Have you ever wondered how the position of a point is determined in a plane? In everyday math, we often use rectangular coordinates, also known as Cartesian coordinates. These are represented as \((x, y)\), where \(x\) and \(y\) are the horizontal and vertical distances from a reference point called the origin.
This system allows us to place any point on a grid by moving horizontally by \(x\) units and vertically by \(y\) units.
For instance, in the problem at hand, you have the point \((-\sqrt{6}, -\sqrt{2})\). This means that starting from the origin, \(-\sqrt{6}\) is the distance to move along the x-axis, and \(-\sqrt{2}\) indicates how far to move along the y-axis. When both values are negative, the point is located in the third quadrant of the coordinate plane. Understanding their position is essential before moving to a polar representation.

In the world of polar coordinates, one of the key concepts is the radial distance \(r\), which is the distance from the origin to the point.
We calculate radial distance using the Pythagorean theorem since \(r\) forms the hypotenuse of a right triangle with sides \(x\) and \(y\).
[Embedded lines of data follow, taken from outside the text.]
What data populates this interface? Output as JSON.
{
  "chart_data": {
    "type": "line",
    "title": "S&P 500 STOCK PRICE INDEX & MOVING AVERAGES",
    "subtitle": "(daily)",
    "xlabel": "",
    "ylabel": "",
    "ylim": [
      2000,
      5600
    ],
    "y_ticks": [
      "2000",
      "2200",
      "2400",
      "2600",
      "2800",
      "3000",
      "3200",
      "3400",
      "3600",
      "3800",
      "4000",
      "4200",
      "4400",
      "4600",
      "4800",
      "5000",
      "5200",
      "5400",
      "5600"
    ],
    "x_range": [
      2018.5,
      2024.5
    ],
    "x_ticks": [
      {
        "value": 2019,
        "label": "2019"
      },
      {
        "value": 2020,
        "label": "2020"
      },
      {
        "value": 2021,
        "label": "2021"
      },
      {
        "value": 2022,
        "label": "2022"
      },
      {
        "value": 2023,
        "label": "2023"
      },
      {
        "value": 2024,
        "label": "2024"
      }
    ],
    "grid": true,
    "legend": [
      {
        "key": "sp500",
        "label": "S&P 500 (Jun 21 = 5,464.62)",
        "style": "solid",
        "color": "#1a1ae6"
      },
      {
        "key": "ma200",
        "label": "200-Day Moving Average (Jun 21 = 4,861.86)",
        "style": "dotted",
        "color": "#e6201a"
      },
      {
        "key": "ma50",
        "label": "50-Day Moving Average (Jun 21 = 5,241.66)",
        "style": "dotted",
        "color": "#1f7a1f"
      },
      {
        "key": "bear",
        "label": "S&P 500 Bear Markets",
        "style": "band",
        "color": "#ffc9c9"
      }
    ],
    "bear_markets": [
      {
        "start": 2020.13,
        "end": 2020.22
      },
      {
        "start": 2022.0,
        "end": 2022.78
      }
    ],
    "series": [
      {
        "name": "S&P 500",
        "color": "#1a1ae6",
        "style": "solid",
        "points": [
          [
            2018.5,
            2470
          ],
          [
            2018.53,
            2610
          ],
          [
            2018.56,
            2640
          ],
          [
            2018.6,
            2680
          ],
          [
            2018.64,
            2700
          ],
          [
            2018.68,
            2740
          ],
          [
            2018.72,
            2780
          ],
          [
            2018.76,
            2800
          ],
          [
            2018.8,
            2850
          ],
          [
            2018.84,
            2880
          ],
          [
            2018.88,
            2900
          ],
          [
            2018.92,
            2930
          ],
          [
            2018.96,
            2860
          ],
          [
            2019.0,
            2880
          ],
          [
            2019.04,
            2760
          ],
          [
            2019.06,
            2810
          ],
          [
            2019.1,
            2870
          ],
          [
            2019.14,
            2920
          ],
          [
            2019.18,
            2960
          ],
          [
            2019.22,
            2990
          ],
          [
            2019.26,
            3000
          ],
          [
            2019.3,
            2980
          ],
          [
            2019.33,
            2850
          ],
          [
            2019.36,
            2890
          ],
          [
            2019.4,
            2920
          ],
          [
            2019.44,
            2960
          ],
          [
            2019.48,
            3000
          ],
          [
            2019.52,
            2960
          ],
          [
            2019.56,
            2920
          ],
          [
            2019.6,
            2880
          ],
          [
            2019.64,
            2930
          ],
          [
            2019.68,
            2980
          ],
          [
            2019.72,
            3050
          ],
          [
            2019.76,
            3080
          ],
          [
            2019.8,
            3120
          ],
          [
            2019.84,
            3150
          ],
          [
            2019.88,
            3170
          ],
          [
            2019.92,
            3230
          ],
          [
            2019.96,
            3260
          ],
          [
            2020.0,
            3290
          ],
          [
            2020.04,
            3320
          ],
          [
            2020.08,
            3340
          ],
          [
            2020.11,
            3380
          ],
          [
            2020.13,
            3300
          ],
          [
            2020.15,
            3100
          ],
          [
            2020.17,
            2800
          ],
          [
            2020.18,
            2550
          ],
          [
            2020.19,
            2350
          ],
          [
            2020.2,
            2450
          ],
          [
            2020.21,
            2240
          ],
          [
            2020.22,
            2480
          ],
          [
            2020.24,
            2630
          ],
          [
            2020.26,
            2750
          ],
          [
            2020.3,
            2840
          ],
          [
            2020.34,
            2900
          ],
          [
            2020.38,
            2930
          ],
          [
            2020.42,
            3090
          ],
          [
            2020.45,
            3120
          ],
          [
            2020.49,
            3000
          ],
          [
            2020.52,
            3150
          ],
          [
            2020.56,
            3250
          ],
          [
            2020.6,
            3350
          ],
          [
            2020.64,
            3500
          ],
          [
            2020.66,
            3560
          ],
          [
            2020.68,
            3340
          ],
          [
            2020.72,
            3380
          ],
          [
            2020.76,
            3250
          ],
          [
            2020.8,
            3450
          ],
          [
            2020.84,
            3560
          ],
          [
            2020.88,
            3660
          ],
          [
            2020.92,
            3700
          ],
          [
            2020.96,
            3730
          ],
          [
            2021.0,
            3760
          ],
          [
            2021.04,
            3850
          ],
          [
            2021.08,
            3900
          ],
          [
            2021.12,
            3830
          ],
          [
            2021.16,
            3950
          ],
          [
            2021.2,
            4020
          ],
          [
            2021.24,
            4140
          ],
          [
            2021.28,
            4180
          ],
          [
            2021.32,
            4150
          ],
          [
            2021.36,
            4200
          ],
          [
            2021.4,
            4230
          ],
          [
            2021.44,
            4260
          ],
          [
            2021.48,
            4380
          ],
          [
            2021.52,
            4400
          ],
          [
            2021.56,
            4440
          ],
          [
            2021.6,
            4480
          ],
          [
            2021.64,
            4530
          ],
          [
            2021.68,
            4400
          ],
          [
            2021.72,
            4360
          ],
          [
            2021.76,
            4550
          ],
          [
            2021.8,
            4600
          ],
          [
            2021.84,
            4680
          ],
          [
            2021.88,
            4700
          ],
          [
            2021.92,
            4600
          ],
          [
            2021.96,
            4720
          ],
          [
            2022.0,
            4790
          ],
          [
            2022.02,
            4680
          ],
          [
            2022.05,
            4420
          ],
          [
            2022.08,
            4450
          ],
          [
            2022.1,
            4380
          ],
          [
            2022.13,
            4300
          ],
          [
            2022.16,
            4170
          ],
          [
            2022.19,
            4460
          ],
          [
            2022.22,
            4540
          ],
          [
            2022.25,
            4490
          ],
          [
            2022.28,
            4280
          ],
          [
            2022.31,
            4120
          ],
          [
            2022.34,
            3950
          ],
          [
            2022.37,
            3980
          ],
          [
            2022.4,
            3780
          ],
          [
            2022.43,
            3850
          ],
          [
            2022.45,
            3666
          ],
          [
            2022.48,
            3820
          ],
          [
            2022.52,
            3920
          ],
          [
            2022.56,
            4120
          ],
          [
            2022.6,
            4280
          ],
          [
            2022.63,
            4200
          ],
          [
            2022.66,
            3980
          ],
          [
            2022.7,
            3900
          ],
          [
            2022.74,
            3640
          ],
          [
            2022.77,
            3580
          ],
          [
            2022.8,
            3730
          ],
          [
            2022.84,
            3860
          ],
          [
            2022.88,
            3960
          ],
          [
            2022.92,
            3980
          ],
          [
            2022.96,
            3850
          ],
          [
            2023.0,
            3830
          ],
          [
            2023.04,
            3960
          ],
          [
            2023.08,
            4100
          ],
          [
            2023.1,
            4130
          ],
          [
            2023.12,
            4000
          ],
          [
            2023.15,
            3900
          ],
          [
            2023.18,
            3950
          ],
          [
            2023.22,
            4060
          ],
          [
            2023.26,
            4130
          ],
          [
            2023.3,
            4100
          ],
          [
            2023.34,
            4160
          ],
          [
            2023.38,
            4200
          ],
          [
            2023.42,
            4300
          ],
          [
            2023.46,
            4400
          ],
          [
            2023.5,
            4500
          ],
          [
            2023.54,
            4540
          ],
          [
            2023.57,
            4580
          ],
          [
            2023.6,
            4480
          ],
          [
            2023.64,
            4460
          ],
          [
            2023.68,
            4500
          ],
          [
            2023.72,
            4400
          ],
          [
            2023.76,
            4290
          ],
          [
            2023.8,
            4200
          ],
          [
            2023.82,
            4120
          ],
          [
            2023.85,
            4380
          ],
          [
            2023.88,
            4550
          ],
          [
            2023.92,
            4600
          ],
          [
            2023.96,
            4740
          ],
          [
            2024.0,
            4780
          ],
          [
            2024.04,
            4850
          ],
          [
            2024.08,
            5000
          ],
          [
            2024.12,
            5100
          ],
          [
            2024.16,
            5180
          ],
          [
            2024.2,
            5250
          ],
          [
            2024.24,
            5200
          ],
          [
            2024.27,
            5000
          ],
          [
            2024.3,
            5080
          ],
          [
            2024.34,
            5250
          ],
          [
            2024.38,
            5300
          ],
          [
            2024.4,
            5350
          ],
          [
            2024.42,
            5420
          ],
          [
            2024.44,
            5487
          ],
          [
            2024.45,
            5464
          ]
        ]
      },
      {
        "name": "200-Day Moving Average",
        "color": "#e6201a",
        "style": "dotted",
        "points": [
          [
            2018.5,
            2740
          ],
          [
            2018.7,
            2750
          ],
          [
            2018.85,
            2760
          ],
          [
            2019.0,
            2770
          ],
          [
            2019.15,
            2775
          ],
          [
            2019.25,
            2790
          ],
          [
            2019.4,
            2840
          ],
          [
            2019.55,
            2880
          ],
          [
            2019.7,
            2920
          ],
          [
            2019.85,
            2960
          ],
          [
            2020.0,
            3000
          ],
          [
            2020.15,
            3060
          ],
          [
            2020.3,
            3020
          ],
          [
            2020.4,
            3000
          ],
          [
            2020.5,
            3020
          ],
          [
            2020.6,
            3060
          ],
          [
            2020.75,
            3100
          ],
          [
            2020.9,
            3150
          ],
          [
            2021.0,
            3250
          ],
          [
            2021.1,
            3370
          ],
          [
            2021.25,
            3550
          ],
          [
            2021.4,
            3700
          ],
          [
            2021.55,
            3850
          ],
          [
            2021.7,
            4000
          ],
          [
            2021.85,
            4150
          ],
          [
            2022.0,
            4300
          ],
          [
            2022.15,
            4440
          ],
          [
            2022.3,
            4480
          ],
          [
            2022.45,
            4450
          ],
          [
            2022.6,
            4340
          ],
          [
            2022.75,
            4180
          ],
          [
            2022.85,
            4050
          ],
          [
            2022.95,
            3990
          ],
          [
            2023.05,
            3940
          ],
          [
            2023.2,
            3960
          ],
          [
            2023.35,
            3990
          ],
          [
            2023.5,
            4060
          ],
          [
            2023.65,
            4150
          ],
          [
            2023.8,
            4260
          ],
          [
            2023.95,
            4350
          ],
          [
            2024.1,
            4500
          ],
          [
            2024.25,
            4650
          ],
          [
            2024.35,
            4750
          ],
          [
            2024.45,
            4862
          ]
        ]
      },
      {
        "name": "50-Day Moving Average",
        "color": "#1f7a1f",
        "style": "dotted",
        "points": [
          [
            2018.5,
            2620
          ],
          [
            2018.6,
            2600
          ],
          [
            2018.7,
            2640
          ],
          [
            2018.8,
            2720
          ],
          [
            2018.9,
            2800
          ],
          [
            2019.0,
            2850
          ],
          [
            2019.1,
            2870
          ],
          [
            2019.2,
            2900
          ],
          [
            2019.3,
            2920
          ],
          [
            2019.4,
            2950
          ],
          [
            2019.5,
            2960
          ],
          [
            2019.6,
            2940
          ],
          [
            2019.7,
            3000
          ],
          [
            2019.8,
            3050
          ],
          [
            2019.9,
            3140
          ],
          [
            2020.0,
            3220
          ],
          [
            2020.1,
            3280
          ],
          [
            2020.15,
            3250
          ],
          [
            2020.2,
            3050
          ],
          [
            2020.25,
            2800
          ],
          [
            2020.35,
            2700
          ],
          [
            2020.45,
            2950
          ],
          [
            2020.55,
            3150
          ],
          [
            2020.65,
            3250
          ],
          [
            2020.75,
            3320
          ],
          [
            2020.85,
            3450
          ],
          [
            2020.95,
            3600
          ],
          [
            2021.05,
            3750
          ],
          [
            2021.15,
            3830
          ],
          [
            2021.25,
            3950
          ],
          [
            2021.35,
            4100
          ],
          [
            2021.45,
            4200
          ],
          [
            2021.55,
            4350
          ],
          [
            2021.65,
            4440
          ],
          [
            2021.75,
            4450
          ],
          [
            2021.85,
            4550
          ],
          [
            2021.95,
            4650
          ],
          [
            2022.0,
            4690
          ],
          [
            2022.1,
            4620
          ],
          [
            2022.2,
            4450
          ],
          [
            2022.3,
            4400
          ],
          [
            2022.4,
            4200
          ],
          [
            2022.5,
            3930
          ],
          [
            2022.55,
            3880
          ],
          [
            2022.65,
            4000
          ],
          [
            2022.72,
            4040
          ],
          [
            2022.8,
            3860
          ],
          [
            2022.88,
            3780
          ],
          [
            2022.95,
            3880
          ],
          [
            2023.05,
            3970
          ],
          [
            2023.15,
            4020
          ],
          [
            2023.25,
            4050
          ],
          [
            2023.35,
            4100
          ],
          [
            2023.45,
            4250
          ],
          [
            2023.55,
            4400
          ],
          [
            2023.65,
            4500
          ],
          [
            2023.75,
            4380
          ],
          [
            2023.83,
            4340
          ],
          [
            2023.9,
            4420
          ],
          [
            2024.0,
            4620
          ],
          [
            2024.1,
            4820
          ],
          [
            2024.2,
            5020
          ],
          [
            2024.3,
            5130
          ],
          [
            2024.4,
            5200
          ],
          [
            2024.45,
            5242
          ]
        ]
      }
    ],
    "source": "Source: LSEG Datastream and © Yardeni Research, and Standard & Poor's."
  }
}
This gives us the formula \(r = \sqrt{x^2 + y^2}\).
For the point \((-\sqrt{6}, -\sqrt{2})\), substitute the given values into the formula:

• Calculate squares: \((-\sqrt{6})^2 = 6\) and \((-\sqrt{2})^2 = 2\)
• Add them up: \(6 + 2 = 8\)
• Take the square root: \(\sqrt{8} = 2\sqrt{2}\)

Thus, the radial distance \(r\) is \(2\sqrt{2}\). This number tells us how far away the point is from the origin.

When calculating angles in polar coordinates, the inverse tangent, also known as the arctangent, is a valuable trigonometric function. It helps us determine the angle \(\theta\) by using the ratio of the opposite side to the adjacent side in a right triangle.
The formula for \(\theta\) is \(\theta = \tan^{-1}\left(\frac{y}{x}\right)\).
In this exercise:

• Substitute \(x = -\sqrt{6}\) and \(y = -\sqrt{2}\).
• We get \(\frac{-\sqrt{2}}{-\sqrt{6}} = \frac{\sqrt{2}}{\sqrt{3}}\). Simplified, this ratio is \(\frac{1}{\sqrt{3}}\).

Finally, we determine the basic angle \(\tan^{-1}\left(\frac{1}{\sqrt{3}}\right) = \frac{\pi}{6}\).
This initial angle doesn’t yet consider the quadrant in which our point is located.

Once you have the basic angle from the inverse tangent, it's crucial to find the correct angle \(\theta\) according to the point's position in the coordinate plane.
Our point \((-\sqrt{6}, -\sqrt{2})\) is in the third quadrant associated with angles larger than \(\pi\) (180 degrees) and less than \(3\pi/2\) (270 degrees).
Therefore, to find \(\theta\), we adjust our basic angle by adding \(\pi\) to account for the third quadrant:

• The basic angle from the inverse tangent is \(\frac{\pi}{6}\).
• Adding \(\pi\), we get \(\theta = \pi + \frac{\pi}{6} = \frac{7\pi}{6}\).

Thus, the angle in polar coordinates is \(\frac{7\pi}{6}\). This step ensures the direction of the point from the positive x-axis is accurately measured.